At first the decision seemed in sync with our federalist system: let the states decide on abortion, as though the metrics — women and childbirth — varied by states. After Dobbs replaced Roe v. Wade, Minnesota’s legislature would decide for Minnesotans; Idaho’s for Idahoans, et al. The battles — pro and con (though the pro was not clear: pro-zygote? pro-fetus? pro-woman? pro-choice?) raged in America. A majority of our Supreme Court, buoyed by an ideo-religious frenzy to bar abortions as heinous, assumed that if right-thinking voters supported right-thinking politicos, abortion would segue from a crime to a statistical blip, state by litigious state.
Oh for a meld into the minds of Justices Samuel Alito (author), Amy Barrett, Neil Gorsuch, Brett Kavanaugh (concurrence), and Clarence Thomas (concurrence). Their vision was myopic.
The decision turned states into battlefields, eerily evocative of decisions about slavery. To date, 18 states bar abortion — some of them virtually all the time. If a Handmaid’s Tale instrument could pinpoint the moment of conception, some politicos might enshrine that in law. The dates go as low as six weeks — before some women know they are pregnant. You need a scorecard to consider the variations; the Guttmacher Institute has such a one; and a bot named Charley will help a user find a vetted clinic or telehealth provider anywhere in the country.
Dobbs did not end abortions; it moved them. Texas’s Health Department records only 17 abortions in the first four months of 2023, all for emergencies — clearly an undercount in a state with 7 million women of child-bearing age. (The Guardian: “Texas Records Just 17 Abortions In Four Months In Likely Vast Undercount.”)
Did the Justices foresee the abortion-travelers seeking the closest state for an abortion? South Carolina is out; North Carolina, possible. (Axios Raleigh: “North Carolina Remained A Southern Abortion Destination In Early 2023.”) Did they foresee the restrictions barring women from leaving one state for another? As for state officials keen on restricting travel, consider the eerie parallel to the current Alabama Attorney General’s zeal to prosecute people who facilitate travel to that state’s efforts a century ago to restrict the travel of Black people keen to escape servitude. And what would state officials do with a pregnant woman keen to leave Alabama? Restrain her until birth?
The justices obviously pored over tomes of judicial precedents, including Constitutional provisions, before ruling on Dobbs. They listened to legal arguments. They didn’t listen to obstetricians describe the messy mechanics of childbirth. The “abortion-as-heinous” mindset overlooked the biological mishaps: fetuses with fatal anomalies, ectopic pregnancies, pre-eclampsia, placental abruption, infections. Obstetricians know that childbirth is not always a wondrous easy process, but a nine-month ordeal that with the best of intentions can go awry. And sometimes abortion is the best recourse to save the life of the mother, or to safeguard her ability to have children in the future. Justices with no medical training might argue that the mother might still survive if a dead fetus led to infection, for instance, but that is a risk that doctors, and women, don’t want the government to make.

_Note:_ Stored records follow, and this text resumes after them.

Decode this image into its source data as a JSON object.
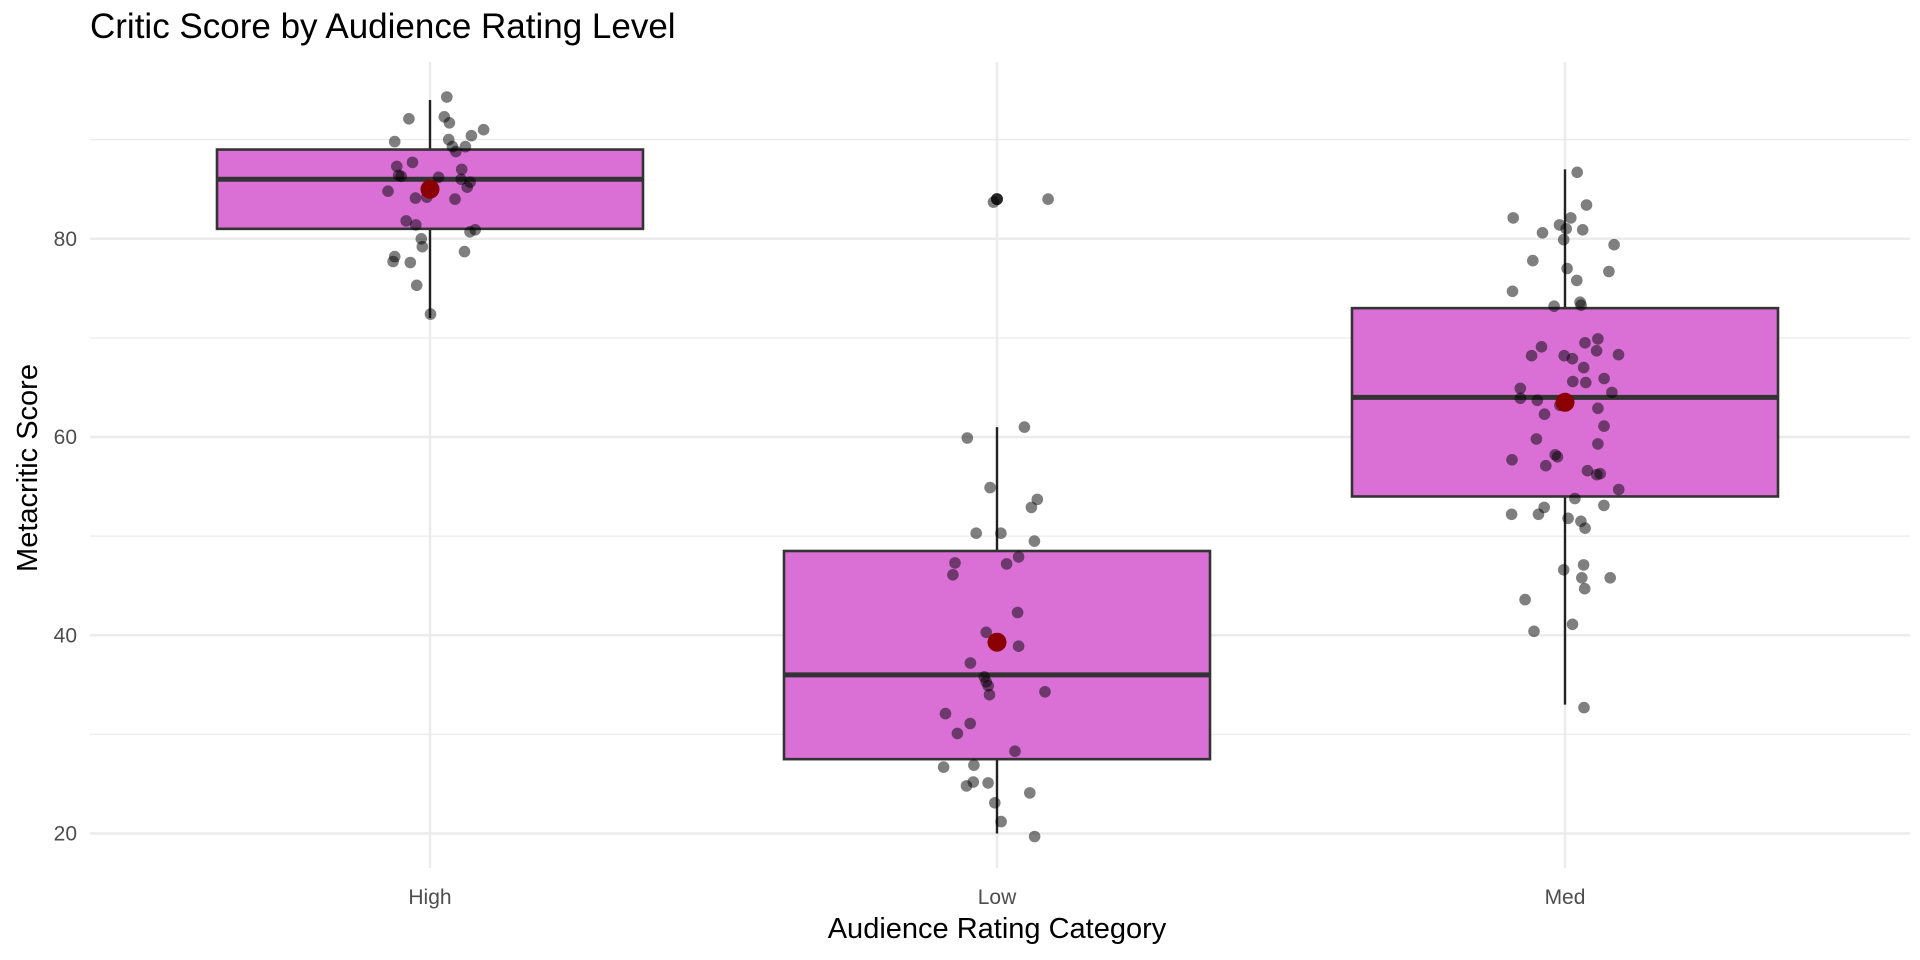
{
  "chart_data": {
    "type": "box",
    "title": "Critic Score by Audience Rating Level",
    "xlabel": "Audience Rating Category",
    "ylabel": "Metacritic Score",
    "ylim": [
      17,
      97
    ],
    "y_ticks": [
      20,
      40,
      60,
      80
    ],
    "categories": [
      "High",
      "Low",
      "Med"
    ],
    "grid": true,
    "colors": {
      "box_fill": "#da70d6",
      "box_outline": "#333333",
      "mean_point": "#8b0000",
      "jitter_point": "#000000",
      "grid": "#ebebeb"
    },
    "boxes": [
      {
        "category": "High",
        "whisker_low": 72,
        "q1": 81,
        "median": 86,
        "q3": 89,
        "whisker_high": 94,
        "mean": 85
      },
      {
        "category": "Low",
        "whisker_low": 20,
        "q1": 27.5,
        "median": 36,
        "q3": 48.5,
        "whisker_high": 61,
        "mean": 39.3
      },
      {
        "category": "Med",
        "whisker_low": 33,
        "q1": 54,
        "median": 64,
        "q3": 73,
        "whisker_high": 87,
        "mean": 63.5
      }
    ],
    "outliers": [
      {
        "category": "Low",
        "value": 84
      }
    ],
    "points": [
      {
        "category": "High",
        "values": [
          94.3,
          92.1,
          92.3,
          91.0,
          91.7,
          90.0,
          89.8,
          90.4,
          89.3,
          89.3,
          88.8,
          87.7,
          87.0,
          87.3,
          86.2,
          86.3,
          86.4,
          86.0,
          85.7,
          85.2,
          84.8,
          84.2,
          84.0,
          84.1,
          81.8,
          81.4,
          80.9,
          80.7,
          80.0,
          79.2,
          78.7,
          78.2,
          77.7,
          77.6,
          75.3,
          72.4
        ]
      },
      {
        "category": "Low",
        "values": [
          84.0,
          83.7,
          61.0,
          59.9,
          54.9,
          53.7,
          52.9,
          50.3,
          50.3,
          49.5,
          47.9,
          47.3,
          47.2,
          46.1,
          42.3,
          40.3,
          38.9,
          37.2,
          35.8,
          35.3,
          34.9,
          34.3,
          34.0,
          32.1,
          31.1,
          30.1,
          28.3,
          26.7,
          26.9,
          25.2,
          25.1,
          24.8,
          24.1,
          23.1,
          21.2,
          19.7
        ]
      },
      {
        "category": "Med",
        "values": [
          86.7,
          83.4,
          82.1,
          82.1,
          81.4,
          81.0,
          80.9,
          80.6,
          79.9,
          79.4,
          77.8,
          77.0,
          76.7,
          75.8,
          74.7,
          73.6,
          73.3,
          73.2,
          69.9,
          69.5,
          69.1,
          68.7,
          68.3,
          68.2,
          68.2,
          67.9,
          67.0,
          65.9,
          65.6,
          65.5,
          64.9,
          64.5,
          63.9,
          63.7,
          63.2,
          62.9,
          62.3,
          61.1,
          59.8,
          59.3,
          58.2,
          58.0,
          57.7,
          57.1,
          56.6,
          56.3,
          56.2,
          54.7,
          53.8,
          53.1,
          52.9,
          52.2,
          52.2,
          51.8,
          51.5,
          50.8,
          47.1,
          46.6,
          45.8,
          45.8,
          44.7,
          43.6,
          41.1,
          40.4,
          32.7
        ]
      }
    ]
  }
}
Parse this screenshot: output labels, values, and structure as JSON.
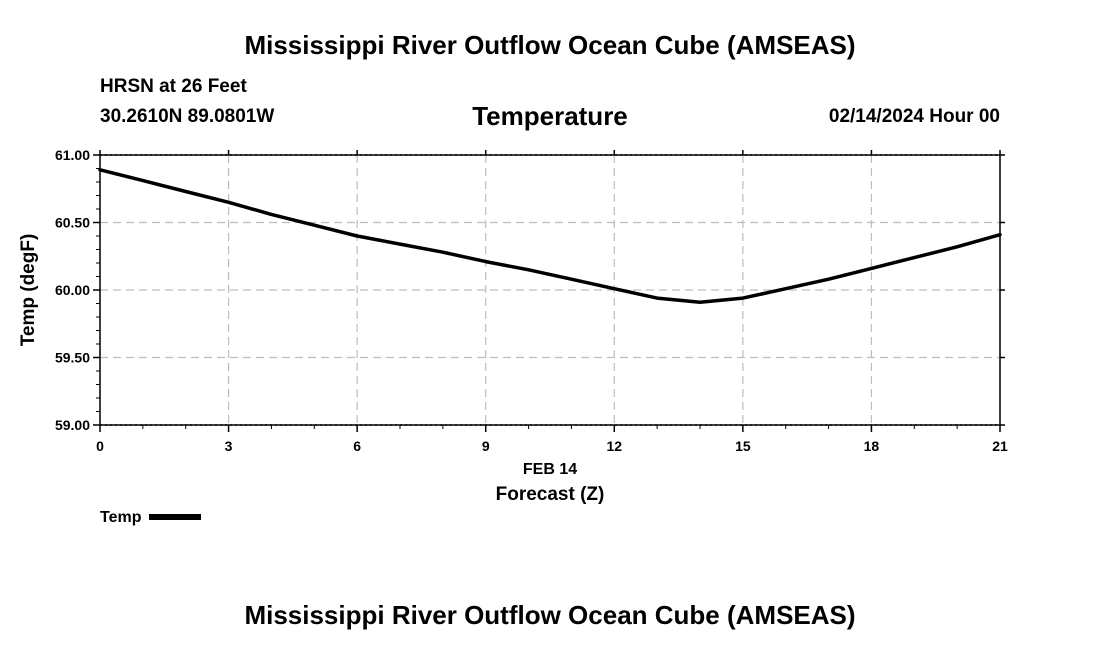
{
  "header": {
    "title": "Mississippi River Outflow Ocean Cube (AMSEAS)",
    "station": "HRSN at 26 Feet",
    "coords": "30.2610N  89.0801W",
    "datetime": "02/14/2024 Hour 00"
  },
  "footer": {
    "title": "Mississippi River Outflow Ocean Cube (AMSEAS)"
  },
  "legend": {
    "label": "Temp"
  },
  "chart_data": {
    "type": "line",
    "title": "Temperature",
    "xlabel": "Forecast (Z)",
    "xlabel_date": "FEB 14",
    "ylabel": "Temp (degF)",
    "xlim": [
      0,
      21
    ],
    "ylim": [
      59.0,
      61.0
    ],
    "x_ticks": [
      0,
      3,
      6,
      9,
      12,
      15,
      18,
      21
    ],
    "x_tick_labels": [
      "0",
      "3",
      "6",
      "9",
      "12",
      "15",
      "18",
      "21"
    ],
    "y_ticks": [
      59.0,
      59.5,
      60.0,
      60.5,
      61.0
    ],
    "y_tick_labels": [
      "59.00",
      "59.50",
      "60.00",
      "60.50",
      "61.00"
    ],
    "grid": true,
    "line_color": "#000000",
    "series": [
      {
        "name": "Temp",
        "x": [
          0,
          1,
          2,
          3,
          4,
          5,
          6,
          7,
          8,
          9,
          10,
          11,
          12,
          13,
          14,
          15,
          16,
          17,
          18,
          19,
          20,
          21
        ],
        "values": [
          60.89,
          60.81,
          60.73,
          60.65,
          60.56,
          60.48,
          60.4,
          60.34,
          60.28,
          60.21,
          60.15,
          60.08,
          60.01,
          59.94,
          59.91,
          59.94,
          60.01,
          60.08,
          60.16,
          60.24,
          60.32,
          60.41
        ]
      }
    ]
  }
}
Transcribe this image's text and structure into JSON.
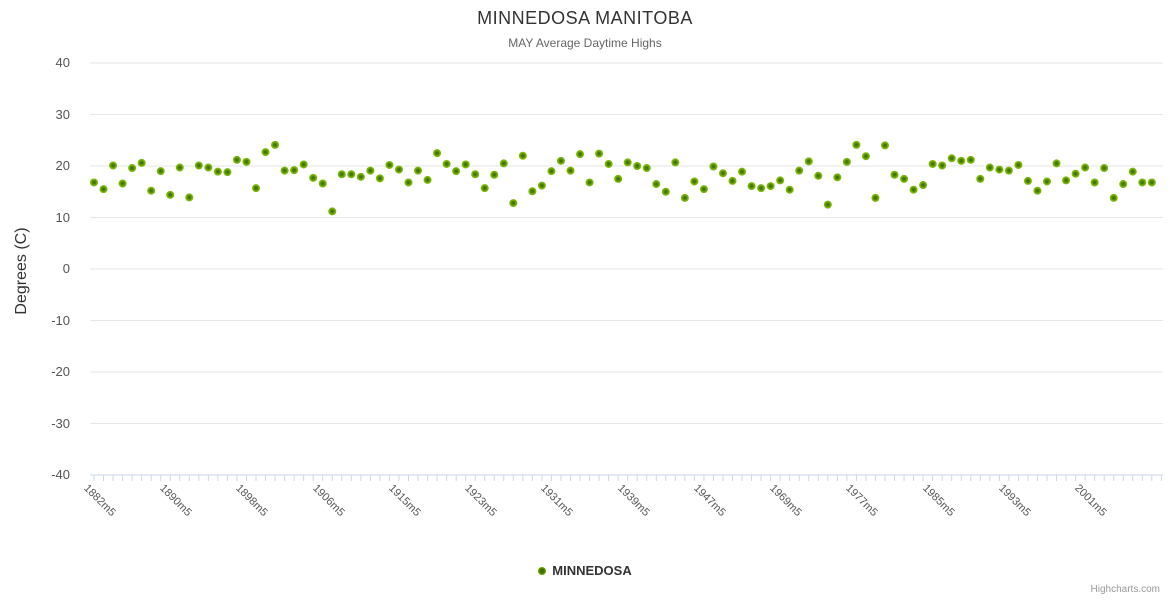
{
  "header": {
    "title": "MINNEDOSA MANITOBA",
    "subtitle": "MAY Average Daytime Highs"
  },
  "legend": {
    "series_label": "MINNEDOSA"
  },
  "credits": {
    "label": "Highcharts.com"
  },
  "colors": {
    "marker_outer": "#7ab602",
    "marker_inner": "#3f7301",
    "grid": "#e6e6e6",
    "axis_line": "#ccd6eb",
    "title": "#333333",
    "subtitle": "#666666",
    "tick_label": "#555555",
    "credits": "#999999"
  },
  "chart_data": {
    "type": "scatter",
    "title": "MINNEDOSA MANITOBA",
    "subtitle": "MAY Average Daytime Highs",
    "xlabel": "",
    "ylabel": "Degrees (C)",
    "ylim": [
      -40,
      40
    ],
    "yticks": [
      40,
      30,
      20,
      10,
      0,
      -10,
      -20,
      -30,
      -40
    ],
    "grid": true,
    "legend_position": "bottom",
    "x_label_every": 8,
    "x_label_rotation": 45,
    "categories": [
      "1882m5",
      "1883m5",
      "1884m5",
      "1885m5",
      "1886m5",
      "1887m5",
      "1888m5",
      "1889m5",
      "1890m5",
      "1891m5",
      "1892m5",
      "1893m5",
      "1894m5",
      "1895m5",
      "1896m5",
      "1897m5",
      "1898m5",
      "1899m5",
      "1900m5",
      "1901m5",
      "1902m5",
      "1903m5",
      "1904m5",
      "1905m5",
      "1906m5",
      "1907m5",
      "1908m5",
      "1909m5",
      "1911m5",
      "1912m5",
      "1913m5",
      "1914m5",
      "1915m5",
      "1916m5",
      "1917m5",
      "1918m5",
      "1919m5",
      "1920m5",
      "1921m5",
      "1922m5",
      "1923m5",
      "1924m5",
      "1925m5",
      "1926m5",
      "1927m5",
      "1928m5",
      "1929m5",
      "1930m5",
      "1931m5",
      "1932m5",
      "1933m5",
      "1934m5",
      "1935m5",
      "1936m5",
      "1937m5",
      "1938m5",
      "1939m5",
      "1940m5",
      "1941m5",
      "1942m5",
      "1943m5",
      "1944m5",
      "1945m5",
      "1946m5",
      "1947m5",
      "1948m5",
      "1949m5",
      "1950m5",
      "1951m5",
      "1952m5",
      "1953m5",
      "1954m5",
      "1969m5",
      "1970m5",
      "1971m5",
      "1972m5",
      "1973m5",
      "1974m5",
      "1975m5",
      "1976m5",
      "1977m5",
      "1978m5",
      "1979m5",
      "1980m5",
      "1981m5",
      "1982m5",
      "1983m5",
      "1984m5",
      "1985m5",
      "1986m5",
      "1987m5",
      "1988m5",
      "1989m5",
      "1990m5",
      "1991m5",
      "1992m5",
      "1993m5",
      "1994m5",
      "1995m5",
      "1996m5",
      "1997m5",
      "1998m5",
      "1999m5",
      "2000m5",
      "2001m5",
      "2002m5",
      "2003m5",
      "2004m5",
      "2005m5",
      "2006m5",
      "2007m5",
      "2008m5"
    ],
    "series": [
      {
        "name": "MINNEDOSA",
        "values": [
          16.8,
          15.5,
          20.1,
          16.6,
          19.6,
          20.6,
          15.2,
          19.0,
          14.4,
          19.7,
          13.9,
          20.1,
          19.7,
          18.9,
          18.8,
          21.2,
          20.8,
          15.7,
          22.7,
          24.1,
          19.1,
          19.2,
          20.3,
          17.7,
          16.6,
          11.2,
          18.4,
          18.4,
          17.9,
          19.1,
          17.6,
          20.2,
          19.3,
          16.8,
          19.1,
          17.3,
          22.5,
          20.4,
          19.0,
          20.3,
          18.4,
          15.7,
          18.3,
          20.5,
          12.8,
          22.0,
          15.1,
          16.2,
          19.0,
          21.0,
          19.1,
          22.3,
          16.8,
          22.4,
          20.4,
          17.5,
          20.7,
          20.0,
          19.6,
          16.5,
          15.0,
          20.7,
          13.8,
          17.0,
          15.5,
          19.9,
          18.6,
          17.1,
          18.9,
          16.1,
          15.7,
          16.1,
          17.2,
          15.4,
          19.1,
          20.9,
          18.1,
          12.5,
          17.8,
          20.8,
          24.1,
          21.9,
          13.8,
          24.0,
          18.3,
          17.5,
          15.4,
          16.3,
          20.4,
          20.1,
          21.5,
          21.0,
          21.2,
          17.5,
          19.7,
          19.3,
          19.1,
          20.2,
          17.1,
          15.2,
          17.0,
          20.5,
          17.2,
          18.5,
          19.7,
          16.8,
          19.6,
          13.8,
          16.5,
          18.9,
          16.8,
          16.8
        ]
      }
    ]
  }
}
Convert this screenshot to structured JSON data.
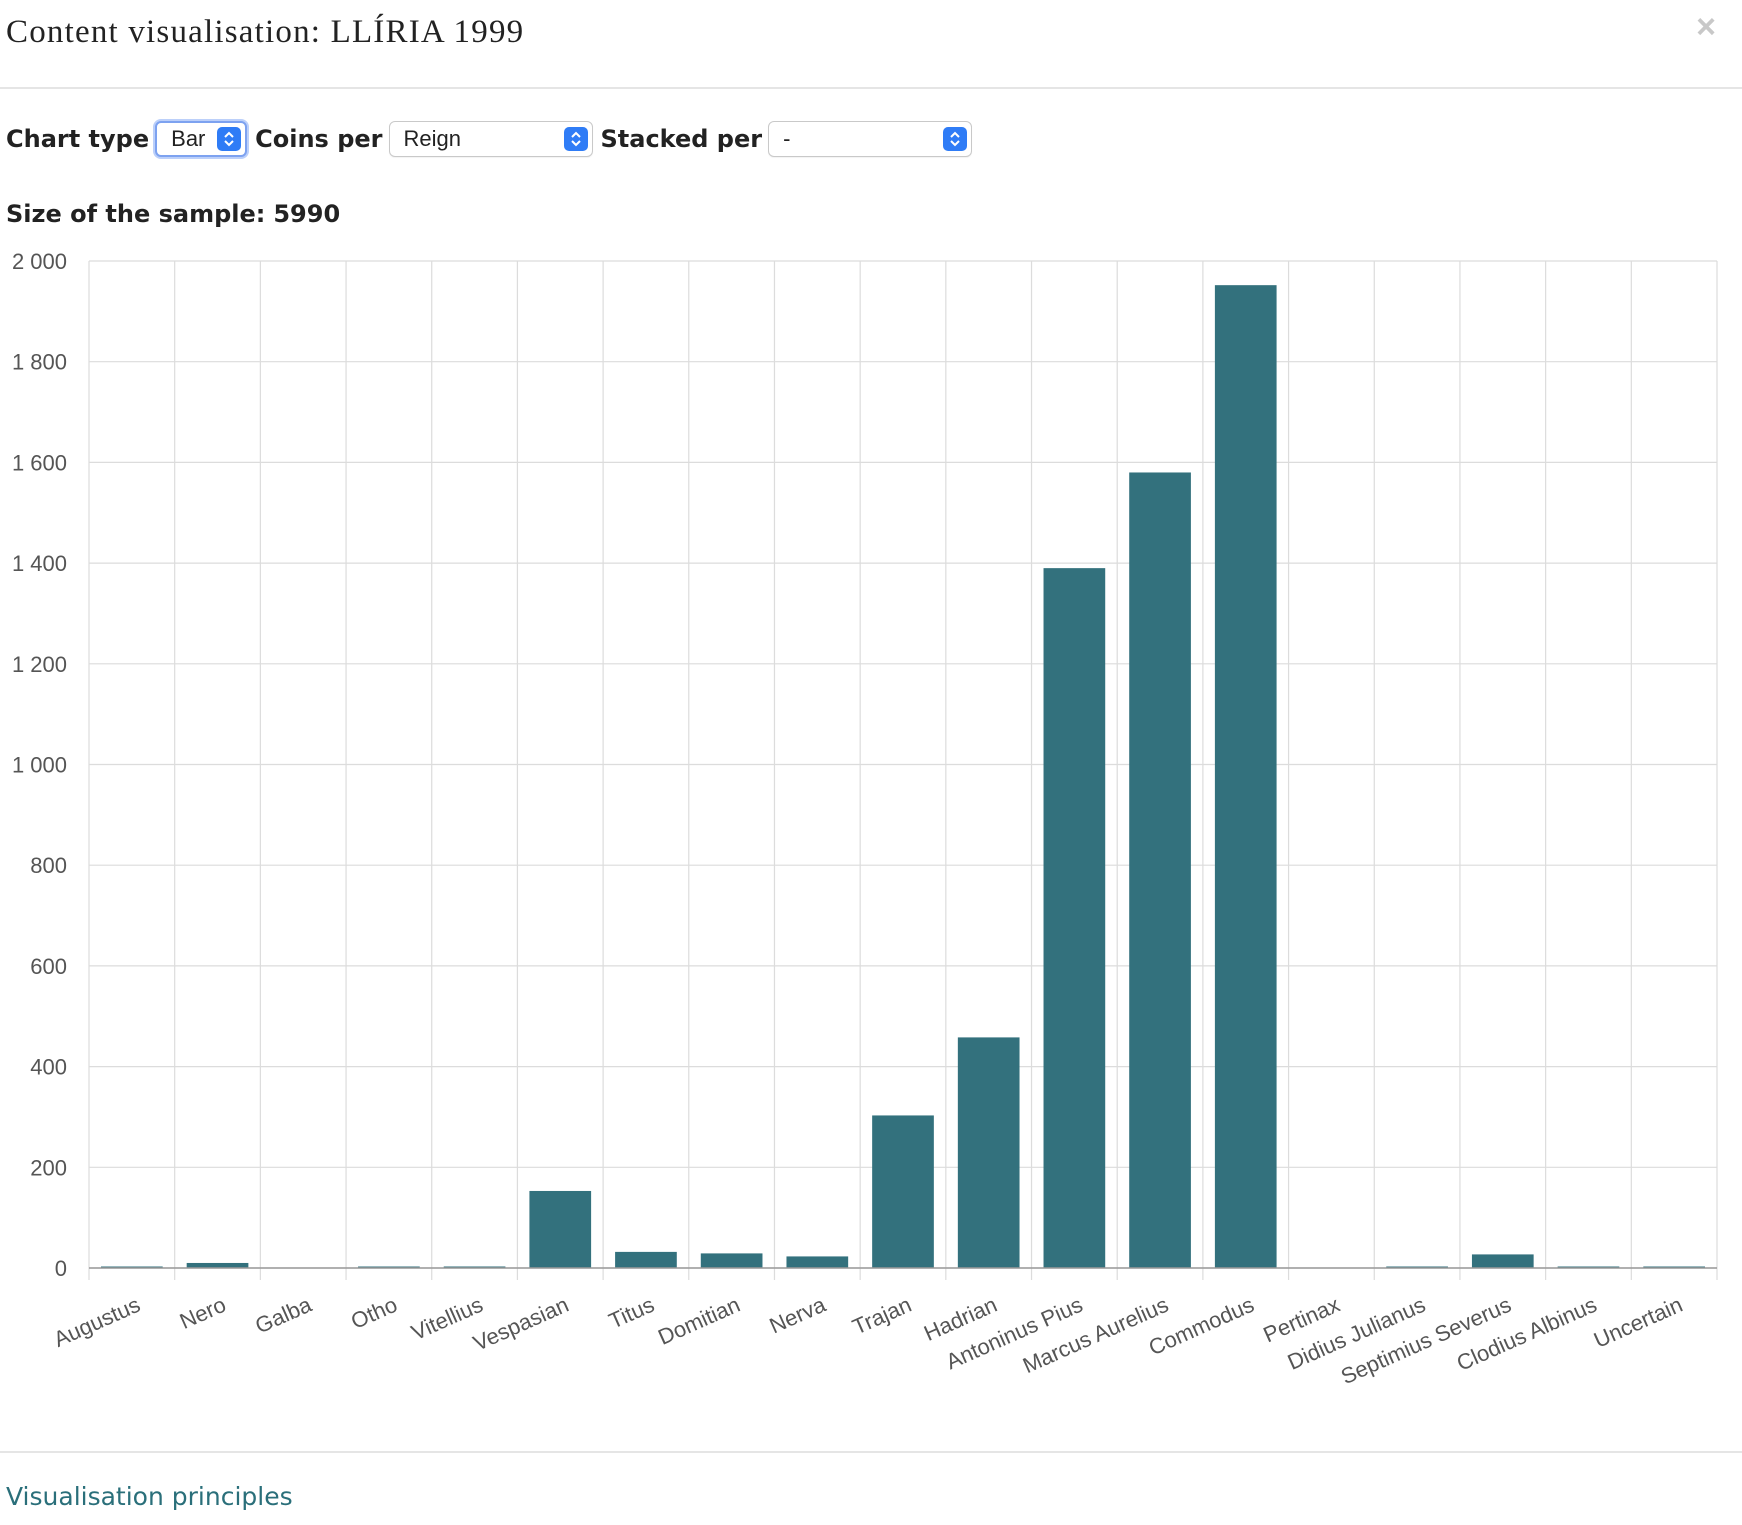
{
  "modal": {
    "title": "Content visualisation: LLÍRIA 1999",
    "close_glyph": "×"
  },
  "controls": {
    "chart_type_label": "Chart type",
    "chart_type_value": "Bar",
    "coins_per_label": "Coins per",
    "coins_per_value": "Reign",
    "stacked_per_label": "Stacked per",
    "stacked_per_value": "-"
  },
  "sample": {
    "label": "Size of the sample:",
    "value": "5990"
  },
  "footer": {
    "link_label": "Visualisation principles"
  },
  "colors": {
    "bar": "#33717d",
    "grid": "#dcdcdc",
    "select_button": "#2f7cf6",
    "link": "#2a6f7a"
  },
  "icons": {
    "close": "close-icon",
    "select": "chevron-up-down-icon"
  },
  "chart_data": {
    "type": "bar",
    "title": "",
    "xlabel": "",
    "ylabel": "",
    "ylim": [
      0,
      2000
    ],
    "yticks": [
      0,
      200,
      400,
      600,
      800,
      1000,
      1200,
      1400,
      1600,
      1800,
      2000
    ],
    "ytick_labels": [
      "0",
      "200",
      "400",
      "600",
      "800",
      "1 000",
      "1 200",
      "1 400",
      "1 600",
      "1 800",
      "2 000"
    ],
    "grid": true,
    "legend": "none",
    "categories": [
      "Augustus",
      "Nero",
      "Galba",
      "Otho",
      "Vitellius",
      "Vespasian",
      "Titus",
      "Domitian",
      "Nerva",
      "Trajan",
      "Hadrian",
      "Antoninus Pius",
      "Marcus Aurelius",
      "Commodus",
      "Pertinax",
      "Didius Julianus",
      "Septimius Severus",
      "Clodius Albinus",
      "Uncertain"
    ],
    "values": [
      1,
      10,
      0,
      2,
      3,
      153,
      32,
      29,
      23,
      303,
      458,
      1390,
      1580,
      1952,
      0,
      2,
      27,
      1,
      1
    ]
  }
}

So it is not surprising — well, maybe surprising to the Justices — that women with “high risk” pregnancies are frantically seeking physicians in states that allow abortions. They must not only find the state, but find the hospital and/or physician, find the funds to pay, arrange for travel, arrange for childcare for the family left at home … Justice Kavanaugh had blithely opined that women could simply travel from one state to another in a post-Dobbs world, as though a poor pregnant woman could easily leave her family in Alabama to travel to California, Oregon or Massachusetts.
And it is not surprising that many obstetricians and specialists in maternal-fetal medicine are bowing out of those “no-abortion” states. The physician must juggle the needs of the patient against the state’s law and the possibility that a zealous attorney general will sue him or her. Idaho versus Oregon: one state loses physicians, the other gains. The March of Dimes publishes a state graphic showing the “maternity deserts.” A “medical desert” hurts all women. Many who begin a healthy pregnancy later become “high risk.” They need skilled medical oversight, but will be hard-pressed to find it.
Finally, some pregnancies stem from rape and incest. Would the Justices want women to continue with those pregnancies? What would the Justices want the women to do with those babies? Abandon them to the skinflint mercies of their state’s social welfare systems? And what of the women themselves, forced to carry reminders of a horrific act to term? The Justices might have paused from their tomes to talk to some victims. Bowing to the judicial ideologues, Iowa, which once upon a pre-Dobbs time routinely paid for “morning after” pills for victims of rape, is reconsidering that payment.
The Supremes live among people who share the same view of the world -- a cruelly myopic one to foist upon the country.